"O lem'alar, yüksek birtek güneşin cilve-i in'ikâsıdırlar ve güneşin vücudunu muhtelif dillerle yad ediyorlar ve ışık parmaklarıyla ona işaret ediyorlar." cümlesini izah eder misiniz?
Değerli Kardeşimiz;
Kâinattaki her bir eser, Allah’ın varlığına ve birliğine işaret eden bir levha hükmündedir. Mesela, bir çiçek letafetiyle, rengiyle ve kokusuyla tevhide işaret ediyor. Bir meyve tadı ile rengi ile şekli ile rızık noktasından Saniine işaret ve delalet ediyor.
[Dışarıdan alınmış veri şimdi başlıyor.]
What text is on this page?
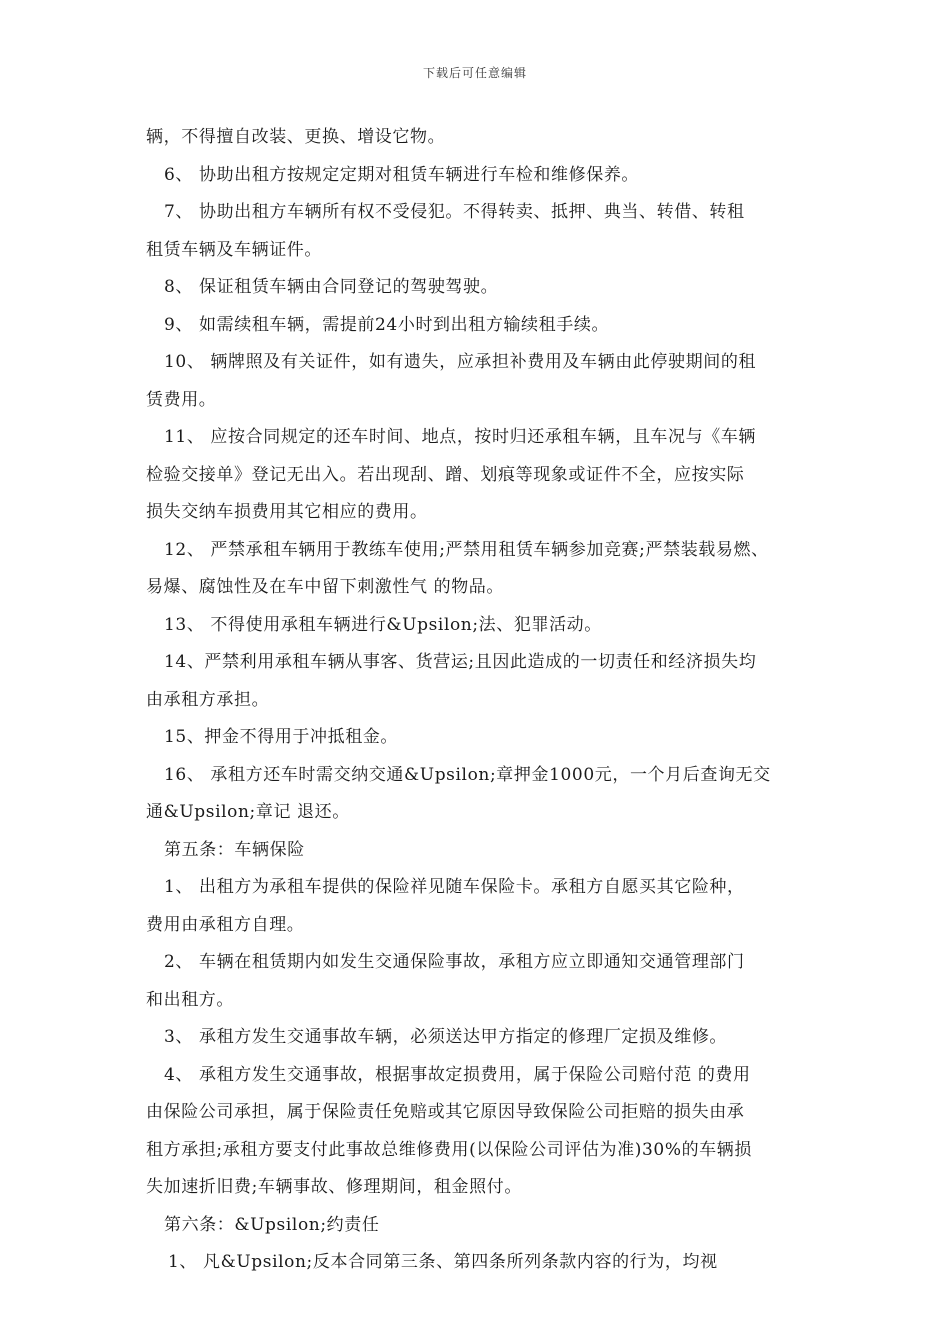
下载后可任意编辑
辆，不得擅自改装、更换、增设它物。
6、 协助出租方按规定定期对租赁车辆进行车检和维修保养。
7、 协助出租方车辆所有权不受侵犯。不得转卖、抵押、典当、转借、转租
租赁车辆及车辆证件。
8、 保证租赁车辆由合同登记的驾驶驾驶。
9、 如需续租车辆，需提前24小时到出租方输续租手续。
10、 辆牌照及有关证件，如有遗失，应承担补费用及车辆由此停驶期间的租
赁费用。
11、 应按合同规定的还车时间、地点，按时归还承租车辆，且车况与《车辆
检验交接单》登记无出入。若出现刮、蹭、划痕等现象或证件不全，应按实际
损失交纳车损费用其它相应的费用。
12、 严禁承租车辆用于教练车使用;严禁用租赁车辆参加竞赛;严禁装载易燃、
易爆、腐蚀性及在车中留下刺激性气 的物品。
13、 不得使用承租车辆进行&Upsilon;法、犯罪活动。
14、严禁利用承租车辆从事客、货营运;且因此造成的一切责任和经济损失均
由承租方承担。
15、押金不得用于冲抵租金。
16、 承租方还车时需交纳交通&Upsilon;章押金1000元，一个月后查询无交
通&Upsilon;章记 退还。
第五条：车辆保险
1、 出租方为承租车提供的保险祥见随车保险卡。承租方自愿买其它险种，
费用由承租方自理。
2、 车辆在租赁期内如发生交通保险事故，承租方应立即通知交通管理部门
和出租方。
3、 承租方发生交通事故车辆，必须送达甲方指定的修理厂定损及维修。
4、 承租方发生交通事故，根据事故定损费用，属于保险公司赔付范 的费用
由保险公司承担，属于保险责任免赔或其它原因导致保险公司拒赔的损失由承
租方承担;承租方要支付此事故总维修费用(以保险公司评估为准)30%的车辆损
失加速折旧费;车辆事故、修理期间，租金照付。
第六条：&Upsilon;约责任
1、 凡&Upsilon;反本合同第三条、第四条所列条款内容的行为，均视
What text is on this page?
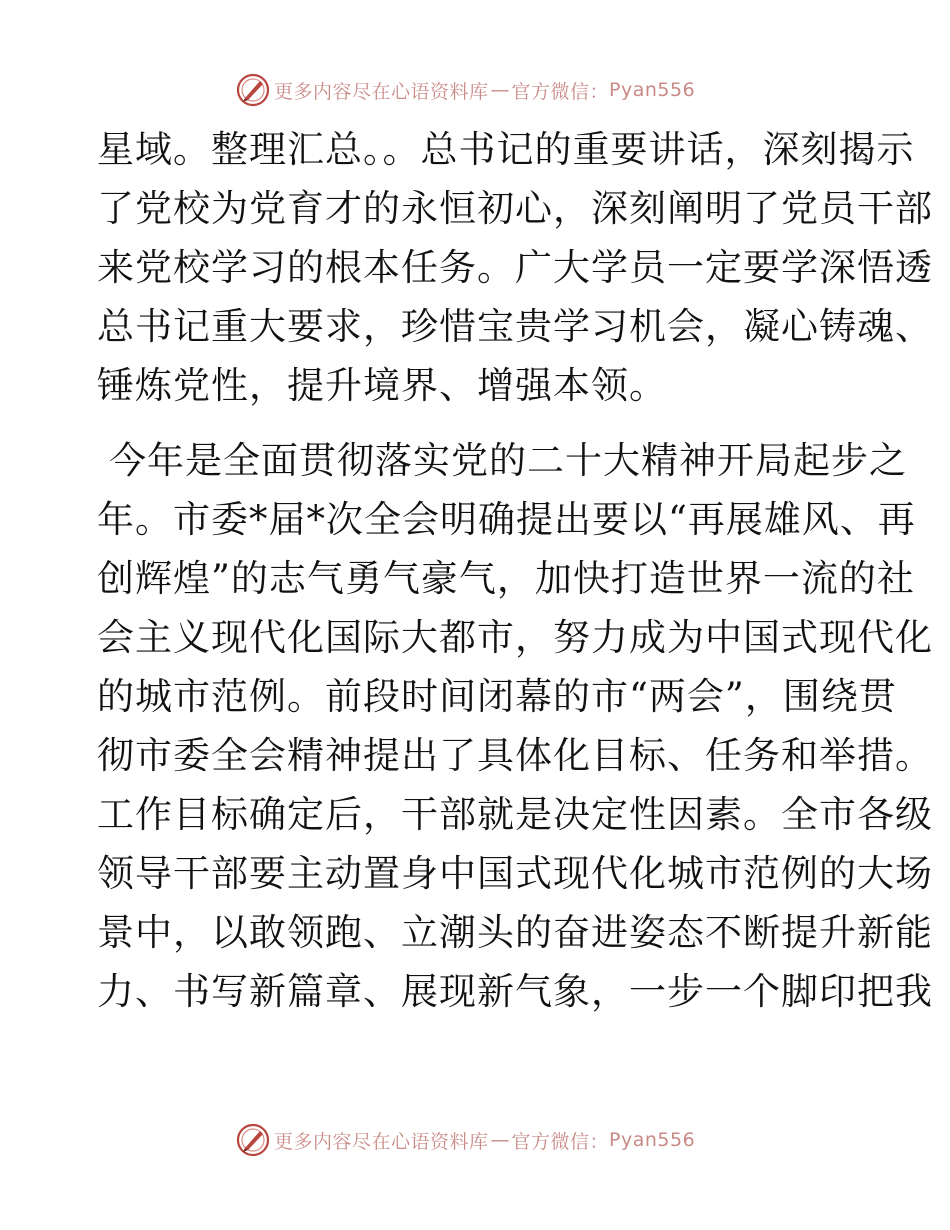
更多内容尽在心语资料库 — 官方微信： Pyan556

星域。整理汇总。。总书记的重要讲话，深刻揭示
了党校为党育才的永恒初心，深刻阐明了党员干部
来党校学习的根本任务。广大学员一定要学深悟透
总书记重大要求，珍惜宝贵学习机会，凝心铸魂、
锤炼党性，提升境界、增强本领。

今年是全面贯彻落实党的二十大精神开局起步之
年。市委*届*次全会明确提出要以“再展雄风、再
创辉煌”的志气勇气豪气，加快打造世界一流的社
会主义现代化国际大都市，努力成为中国式现代化
的城市范例。前段时间闭幕的市“两会”，围绕贯
彻市委全会精神提出了具体化目标、任务和举措。
工作目标确定后，干部就是决定性因素。全市各级
领导干部要主动置身中国式现代化城市范例的大场
景中，以敢领跑、立潮头的奋进姿态不断提升新能
力、书写新篇章、展现新气象，一步一个脚印把我

更多内容尽在心语资料库 — 官方微信： Pyan556
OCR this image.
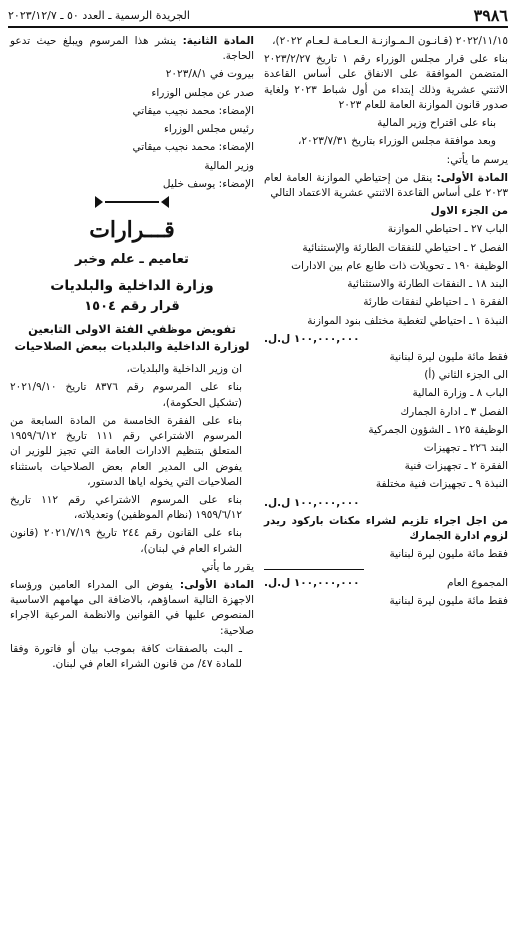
٣٩٨٦
الجريدة الرسمية ـ العدد ٥٠ ـ ٢٠٢٣/١٢/٧

٢٠٢٢/١١/١٥ (قـانـون الـمـوازنـة الـعـامـة لـعـام ٢٠٢٢)،

بناء على قرار مجلس الوزراء رقم ١ تاريخ ٢٠٢٣/٢/٢٧ المتضمن الموافقة على الانفاق على أساس القاعدة الاثنتي عشرية وذلك إبتداء من أول شباط ٢٠٢٣ ولغاية صدور قانون الموازنة العامة للعام ٢٠٢٣

بناء على اقتراح وزير المالية

وبعد موافقة مجلس الوزراء بتاريخ ٢٠٢٣/٧/٣١،

يرسم ما يأتي:

المادة الأولى: ينقل من إحتياطي الموازنة العامة لعام ٢٠٢٣ على أساس القاعدة الاثنتي عشرية الاعتماد التالي

من الجزء الاول

الباب ٢٧ ـ احتياطي الموازنة

الفصل ٢ ـ احتياطي للنفقات الطارئة والإستثنائية

الوظيفة ١٩٠ ـ تحويلات ذات طابع عام بين الادارات

البند ١٨ ـ النفقات الطارئة والاستثنائية

الفقرة ١ ـ احتياطي لنفقات طارئة

النبذة ١ ـ احتياطي لتغطية مختلف بنود الموازنة

١٠٠,٠٠٠,٠٠٠ ل.ل.

فقط مائة مليون ليرة لبنانية

الى الجزء الثاني (أ)

الباب ٨ ـ وزارة المالية

الفصل ٣ ـ ادارة الجمارك

الوظيفة ١٢٥ ـ الشؤون الجمركية

البند ٢٢٦ ـ تجهيزات

الفقرة ٢ ـ تجهيزات فنية

النبذة ٩ ـ تجهيزات فنية مختلفة

١٠٠,٠٠٠,٠٠٠ ل.ل.

من اجل اجراء تلزيم لشراء مكنات باركود ريدر لزوم ادارة الجمارك

فقط مائة مليون ليرة لبنانية

المجموع العام
١٠٠,٠٠٠,٠٠٠ ل.ل.

فقط مائة مليون ليرة لبنانية

المادة الثانية: ينشر هذا المرسوم ويبلغ حيث تدعو الحاجة.

بيروت في ٢٠٢٣/٨/١

صدر عن مجلس الوزراء

الإمضاء: محمد نجيب ميقاتي

رئيس مجلس الوزراء

الإمضاء: محمد نجيب ميقاتي

وزير المالية

الإمضاء: يوسف خليل

قـــرارات
تعاميم ـ علم وخبر
وزارة الداخلية والبلديات
قرار رقم ١٥٠٤
تفويض موظفي الفئة الاولى التابعين لوزارة الداخلية والبلديات ببعض الصلاحيات

ان وزير الداخلية والبلديات،

بناء على المرسوم رقم ٨٣٧٦ تاريخ ٢٠٢١/٩/١٠ (تشكيل الحكومة)،

بناء على الفقرة الخامسة من المادة السابعة من المرسوم الاشتراعي رقم ١١١ تاريخ ١٩٥٩/٦/١٢ المتعلق بتنظيم الادارات العامة التي تجيز للوزير ان يفوض الى المدير العام بعض الصلاحيات باستثناء الصلاحيات التي يخوله اياها الدستور،

بناء على المرسوم الاشتراعي رقم ١١٢ تاريخ ١٩٥٩/٦/١٢ (نظام الموظفين) وتعديلاته،

بناء على القانون رقم ٢٤٤ تاريخ ٢٠٢١/٧/١٩ (قانون الشراء العام في لبنان)،

يقرر ما يأتي

المادة الأولى: يفوض الى المدراء العامين ورؤساء الاجهزة التالية اسماؤهم، بالاضافة الى مهامهم الاساسية المنصوص عليها في القوانين والانظمة المرعية الاجراء صلاحية:

ـ البت بالصفقات كافة بموجب بيان أو فاتورة وفقا للمادة ٤٧/ من قانون الشراء العام في لبنان.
Aynı şekilde gökyüzündeki yıldızlar ve güneş gibi parlak cisimler de o bitmek tükenmek bilmeyen enerji ve yakıtları ile sanatkârı ve sahibi olan Allah’a işaret ve delalet ediyorlar.
Nasıl şehirdeki ışık saçan lambalar bir elektrik merkezine bakıyor ise, gökyüzünün nuranî ve ışıklı lambaları olan yıldızlar da Allah’ın varlığına ve birliğine işaret ediyor demektir.
"Dinle de yıldızları şu hutbe-i şirinine
Name-i nurîn-i hikmet, bak ne takrir eylemiş."
"Hep beraber nutka gelmiş, hak lisanıyla derler:
"Bir Kadîr-i Zülcelal'in haşmet-i Sultanına"
"Birer bürhan-ı nur-efşanız vücud-u Sâni'a
Hem vahdete, hem kudrete şahidleriz biz.""Şu zeminin yüzünü yaldızlayan
Nazenin mu'cizatı çün melek seyranına." (17. Söz)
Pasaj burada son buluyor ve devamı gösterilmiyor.